I look for the ghost’s eyes. I want to know if it can see me; if it’s peering out at the world through crackled fog. I wonder what it’s thinking. They come in all different colours, these ghosts. The purple ones go for the highest price: slippery poltergeists. Some sellers use food dye to make exotic rainbow spirits – the brighter the better – but often the colours split or the ghost is allergic, growing and growing until it breaks through the glass and out into the air with a sigh of relief. An aggressive little ghost balloon.

The fakers always get caught in the end.

At the market, the nearest priest-doctor starts haggling with Henry’s dad over a violet spirit in a marmalade jar.

‘I’ll give you three and a blessing,’ he says, and then catches me staring, so I scramble out of my wheelchair and pull myself under the counter.
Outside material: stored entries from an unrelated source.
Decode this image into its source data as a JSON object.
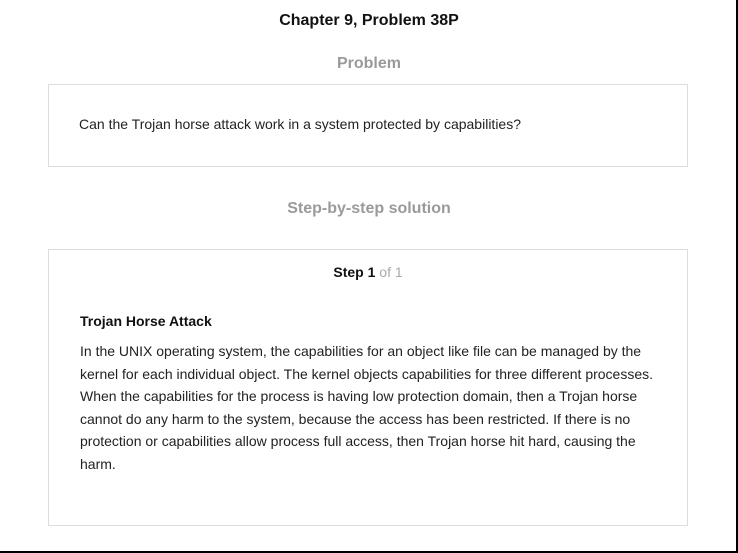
{
  "header": {
    "title": "Chapter 9, Problem 38P"
  },
  "problem": {
    "heading": "Problem",
    "text": "Can the Trojan horse attack work in a system protected by capabilities?"
  },
  "solution": {
    "heading": "Step-by-step solution",
    "step": {
      "word": "Step",
      "number": "1",
      "of_text": "of 1",
      "title": "Trojan Horse Attack",
      "body": "In the UNIX operating system, the capabilities for an object like file can be managed by the kernel for each individual object. The kernel objects capabilities for three different processes. When the capabilities for the process is having low protection domain, then a Trojan horse cannot do any harm to the system, because the access has been restricted. If there is no protection or capabilities allow process full access, then Trojan horse hit hard, causing the harm."
    }
  }
}
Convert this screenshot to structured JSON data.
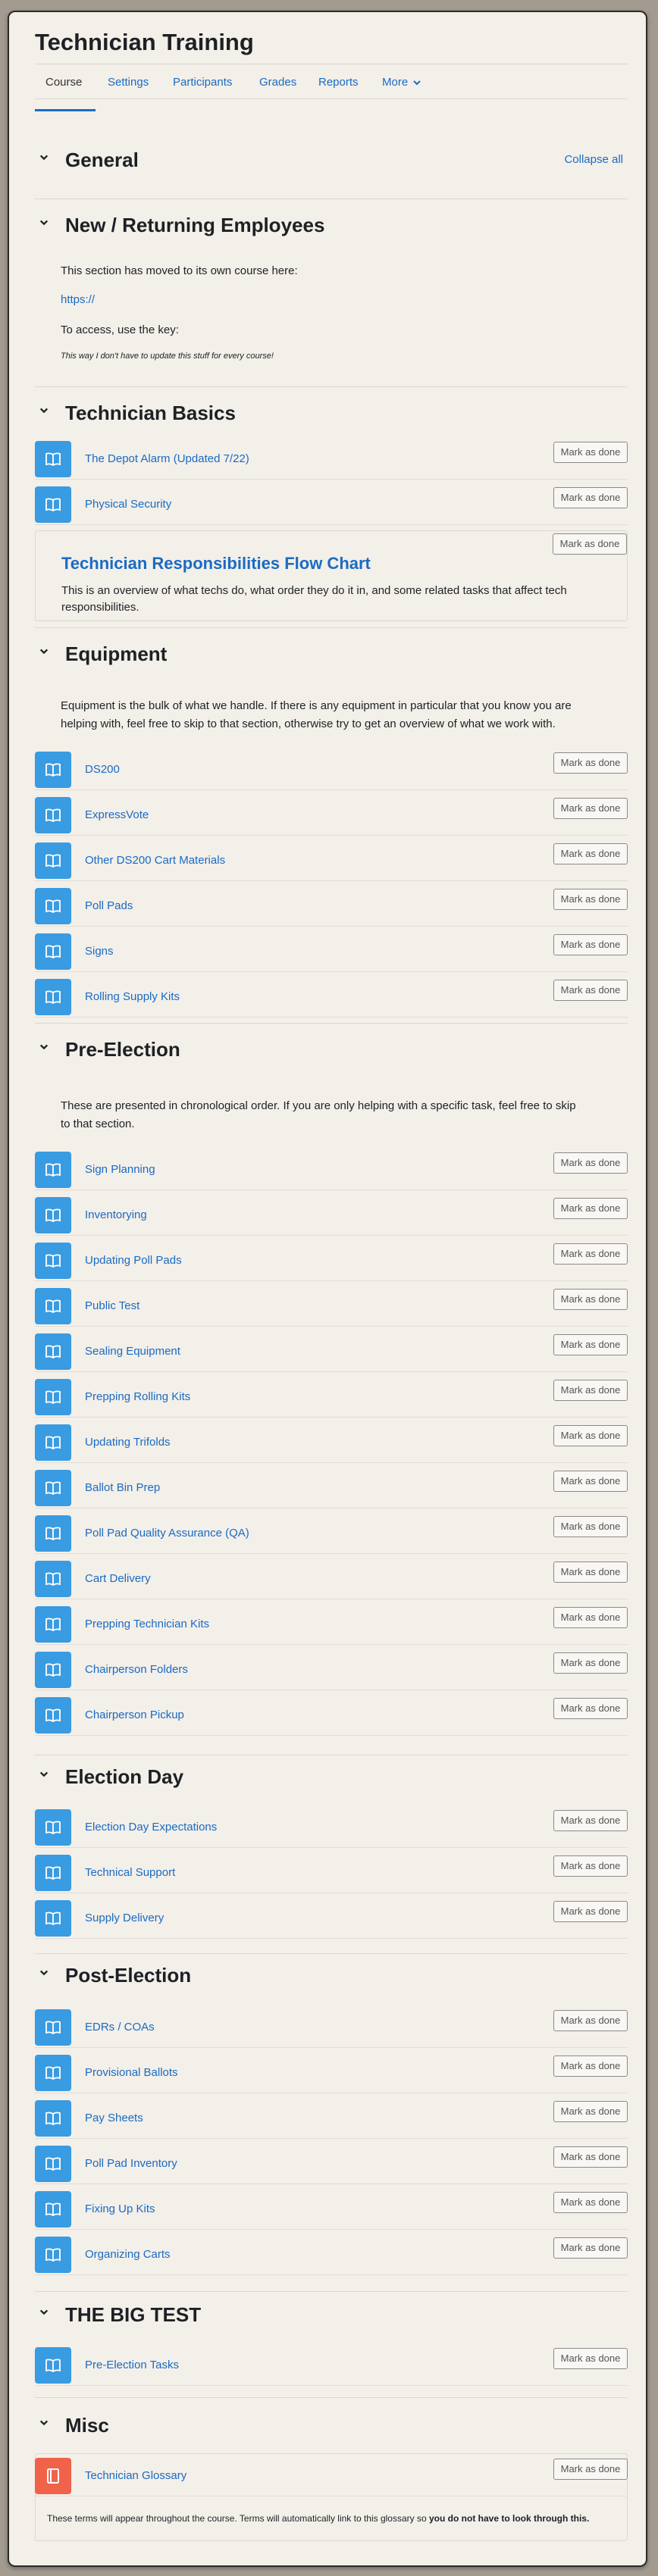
{
  "course": {
    "title": "Technician Training"
  },
  "tabs": [
    "Course",
    "Settings",
    "Participants",
    "Grades",
    "Reports",
    "More"
  ],
  "collapse_all": "Collapse all",
  "mark_label": "Mark as done",
  "sections": {
    "general": {
      "title": "General"
    },
    "new_returning": {
      "title": "New / Returning Employees",
      "lines": [
        "This section has moved to its own course here:",
        "https://",
        "To access, use the key:",
        "This way I don't have to update this stuff for every course!"
      ]
    },
    "basics": {
      "title": "Technician Basics",
      "items": [
        "The Depot Alarm (Updated 7/22)",
        "Physical Security"
      ],
      "label_title": "Technician Responsibilities Flow Chart",
      "label_desc": "This is an overview of what techs do, what order they do it in, and some related tasks that affect tech responsibilities."
    },
    "equipment": {
      "title": "Equipment",
      "summary": "Equipment is the bulk of what we handle. If there is any equipment in particular that you know you are helping with, feel free to skip to that section, otherwise try to get an overview of what we work with.",
      "items": [
        "DS200",
        "ExpressVote",
        "Other DS200 Cart Materials",
        "Poll Pads",
        "Signs",
        "Rolling Supply Kits"
      ]
    },
    "pre_election": {
      "title": "Pre-Election",
      "summary": "These are presented in chronological order. If you are only helping with a specific task, feel free to skip to that section.",
      "items": [
        "Sign Planning",
        "Inventorying",
        "Updating Poll Pads",
        "Public Test",
        "Sealing Equipment",
        "Prepping Rolling Kits",
        "Updating Trifolds",
        "Ballot Bin Prep",
        "Poll Pad Quality Assurance (QA)",
        "Cart Delivery",
        "Prepping Technician Kits",
        "Chairperson Folders",
        "Chairperson Pickup"
      ]
    },
    "election_day": {
      "title": "Election Day",
      "items": [
        "Election Day Expectations",
        "Technical Support",
        "Supply Delivery"
      ]
    },
    "post_election": {
      "title": "Post-Election",
      "items": [
        "EDRs / COAs",
        "Provisional Ballots",
        "Pay Sheets",
        "Poll Pad Inventory",
        "Fixing Up Kits",
        "Organizing Carts"
      ]
    },
    "big_test": {
      "title": "THE BIG TEST",
      "items": [
        "Pre-Election Tasks"
      ]
    },
    "misc": {
      "title": "Misc",
      "items": [
        "Technician Glossary"
      ],
      "note_plain": "These terms will appear throughout the course. Terms will automatically link to this glossary so ",
      "note_bold": "you do not have to look through this."
    }
  },
  "colors": {
    "accent": "#1a6bc4",
    "activity_icon": "#399be2",
    "glossary_icon": "#f1624b"
  },
  "icons": {
    "section_toggle": "chevron-down-icon",
    "page": "book-icon",
    "glossary": "glossary-icon",
    "more": "chevron-down-icon"
  }
}
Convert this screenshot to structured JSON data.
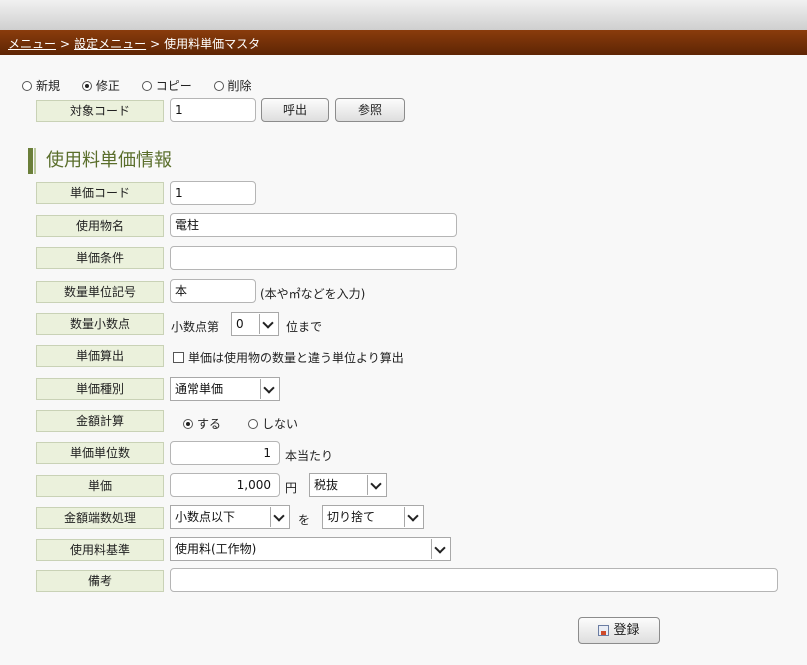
{
  "breadcrumb": {
    "menu": "メニュー",
    "settings_menu": "設定メニュー",
    "current": "使用料単価マスタ",
    "sep": ">"
  },
  "mode": {
    "options": [
      "新規",
      "修正",
      "コピー",
      "削除"
    ],
    "selected": "修正"
  },
  "target": {
    "label": "対象コード",
    "value": "1",
    "call_button": "呼出",
    "ref_button": "参照"
  },
  "section_title": "使用料単価情報",
  "form": {
    "unit_code": {
      "label": "単価コード",
      "value": "1"
    },
    "item_name": {
      "label": "使用物名",
      "value": "電柱"
    },
    "unit_condition": {
      "label": "単価条件",
      "value": ""
    },
    "qty_unit_symbol": {
      "label": "数量単位記号",
      "value": "本",
      "hint": "(本や㎡などを入力)"
    },
    "qty_decimal": {
      "label": "数量小数点",
      "prefix": "小数点第",
      "value": "0",
      "suffix": "位まで"
    },
    "unit_calc": {
      "label": "単価算出",
      "checkbox_text": "単価は使用物の数量と違う単位より算出",
      "checked": false
    },
    "unit_type": {
      "label": "単価種別",
      "value": "通常単価"
    },
    "amount_calc": {
      "label": "金額計算",
      "options": [
        "する",
        "しない"
      ],
      "selected": "する"
    },
    "unit_qty": {
      "label": "単価単位数",
      "value": "1",
      "suffix": "本当たり"
    },
    "unit_price": {
      "label": "単価",
      "value": "1,000",
      "currency": "円",
      "tax": "税抜"
    },
    "rounding": {
      "label": "金額端数処理",
      "target": "小数点以下",
      "wo": "を",
      "method": "切り捨て"
    },
    "fee_standard": {
      "label": "使用料基準",
      "value": "使用料(工作物)"
    },
    "remarks": {
      "label": "備考",
      "value": ""
    }
  },
  "save_button": "登録"
}
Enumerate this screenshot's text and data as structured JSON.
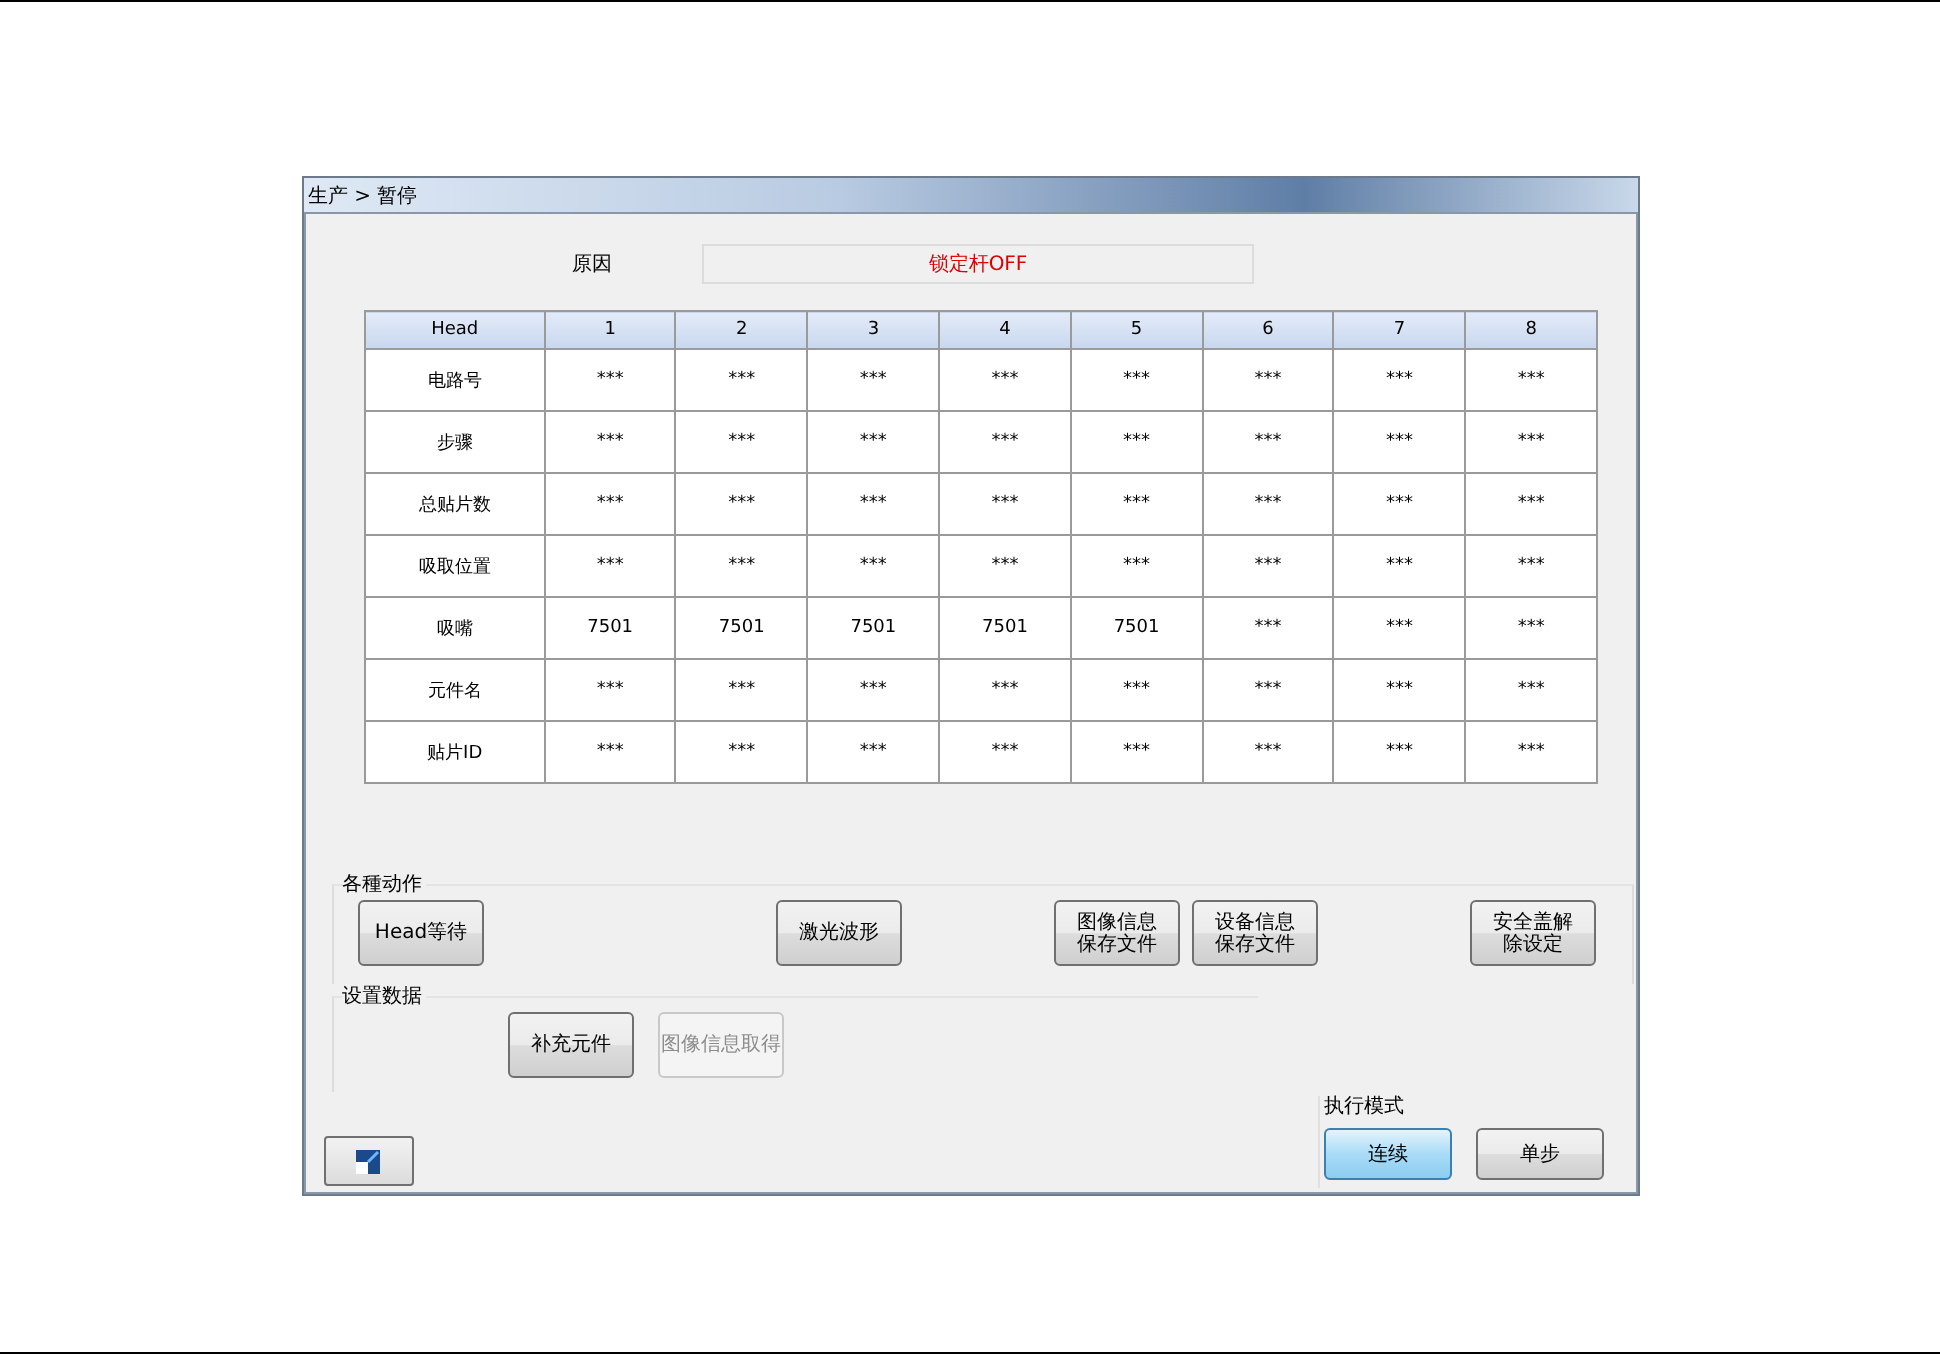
{
  "window": {
    "title": "生产 > 暂停"
  },
  "reason": {
    "label": "原因",
    "value": "锁定杆OFF"
  },
  "table": {
    "columns": [
      "Head",
      "1",
      "2",
      "3",
      "4",
      "5",
      "6",
      "7",
      "8"
    ],
    "rows": [
      {
        "cells": [
          "电路号",
          "***",
          "***",
          "***",
          "***",
          "***",
          "***",
          "***",
          "***"
        ]
      },
      {
        "cells": [
          "步骤",
          "***",
          "***",
          "***",
          "***",
          "***",
          "***",
          "***",
          "***"
        ]
      },
      {
        "cells": [
          "总贴片数",
          "***",
          "***",
          "***",
          "***",
          "***",
          "***",
          "***",
          "***"
        ]
      },
      {
        "cells": [
          "吸取位置",
          "***",
          "***",
          "***",
          "***",
          "***",
          "***",
          "***",
          "***"
        ]
      },
      {
        "cells": [
          "吸嘴",
          "7501",
          "7501",
          "7501",
          "7501",
          "7501",
          "***",
          "***",
          "***"
        ]
      },
      {
        "cells": [
          "元件名",
          "***",
          "***",
          "***",
          "***",
          "***",
          "***",
          "***",
          "***"
        ]
      },
      {
        "cells": [
          "贴片ID",
          "***",
          "***",
          "***",
          "***",
          "***",
          "***",
          "***",
          "***"
        ]
      }
    ]
  },
  "actions": {
    "title": "各種动作",
    "buttons": [
      {
        "label": "Head等待",
        "disabled": false
      },
      {
        "label": "激光波形",
        "disabled": false
      },
      {
        "label": "图像信息保存文件",
        "disabled": false
      },
      {
        "label": "设备信息保存文件",
        "disabled": false
      },
      {
        "label": "安全盖解除设定",
        "disabled": false
      }
    ]
  },
  "settings": {
    "title": "设置数据",
    "buttons": [
      {
        "label": "补充元件",
        "disabled": false
      },
      {
        "label": "图像信息取得",
        "disabled": true
      }
    ]
  },
  "mode": {
    "title": "执行模式",
    "buttons": [
      {
        "label": "连续",
        "selected": true
      },
      {
        "label": "单步",
        "selected": false
      }
    ]
  }
}
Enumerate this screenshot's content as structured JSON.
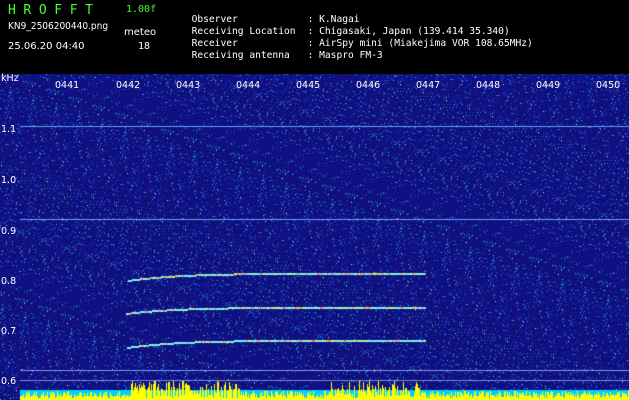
{
  "header": {
    "title": "HROFFT",
    "version": "1.00f",
    "file_name": "KN9_2506200440.png",
    "mode_label": "meteo",
    "timestamp": "25.06.20 04:40",
    "mode_value": "18"
  },
  "info": [
    {
      "key": "Observer",
      "value": ": K.Nagai"
    },
    {
      "key": "Receiving Location",
      "value": ": Chigasaki, Japan (139.414 35.340)"
    },
    {
      "key": "Receiver",
      "value": ": AirSpy mini (Miakejima VOR 108.65MHz)"
    },
    {
      "key": "Receiving antenna",
      "value": ": Maspro FM-3"
    }
  ],
  "axes": {
    "y_unit": "kHz",
    "y_ticks": [
      "1.1",
      "1.0",
      "0.9",
      "0.8",
      "0.7",
      "0.6"
    ],
    "x_ticks": [
      "0441",
      "0442",
      "0443",
      "0444",
      "0445",
      "0446",
      "0447",
      "0448",
      "0449",
      "0450"
    ]
  },
  "colors": {
    "background": "#10107a",
    "title_green": "#48ff2e",
    "noise_bar": "#ffff00",
    "baseline": "#00d0ff"
  }
}
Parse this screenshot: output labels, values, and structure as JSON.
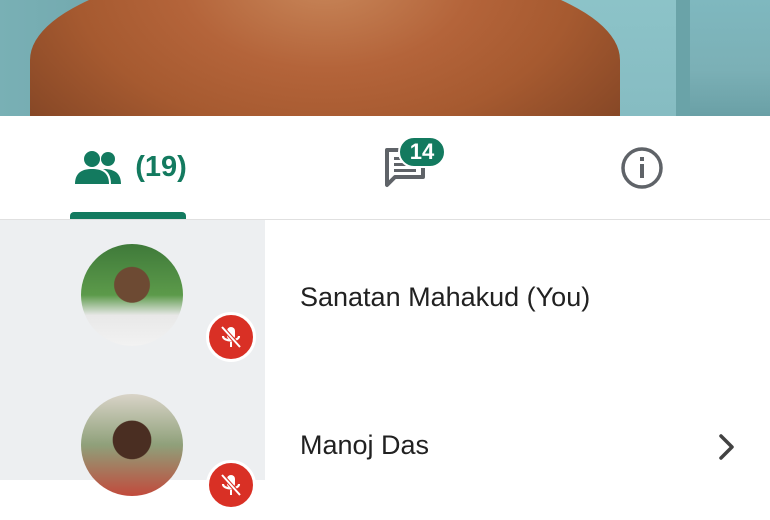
{
  "tabs": {
    "people_count": "(19)",
    "chat_badge": "14"
  },
  "participants": [
    {
      "name": "Sanatan Mahakud (You)",
      "muted": true
    },
    {
      "name": "Manoj Das",
      "muted": true
    }
  ],
  "icons": {
    "people": "people-icon",
    "chat": "chat-icon",
    "info": "info-icon",
    "mic_off": "mic-off-icon",
    "chevron": "chevron-right-icon"
  },
  "colors": {
    "accent": "#137a5f",
    "muted_red": "#d93025"
  }
}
I can still spy him beneath the tablecloth but he can’t see me.

Government priest-doctors, like this one, believe that the ghosts are pockets of death which can be manipulated in labs, edited and liquidised. They claim that one of these days they’ll be able to use them to inject us with immortality. And then these ghosts that we accidentally birth inside ourselves, and hiccough out several times a day, will disappear for good.

Then we will be empty.

Right now, we are ghost hotels.

I prop myself up on dusty pillows and pull my homework out of my bag.

English:

How would you like to die? Please number your preferences 1–10, with 1 being the most preferable. You have a 1000 word limit. You will be marked on your ability to persuade.

Maths:

How much should your family and friends cry at your funeral? You have a limit of 1000 tears. Please share these out among those you expect to attend. Show your working.

Biology:

Draw a pair of infected lungs and label them correctly.

Philosophy:

What is death? What does it mean to be alive? Discuss.

I pick up a purple pencil and draw a pair of lungs that look like squashed sausages with tiny ghosts brewing at the base. I cough and clamp my hands over my mouth but an orange wisp escapes and I taste lemons.

Just a half ghost. Just a whisper.

Above me, my mother is starting to argue with someone I know she’ll refuse to serve.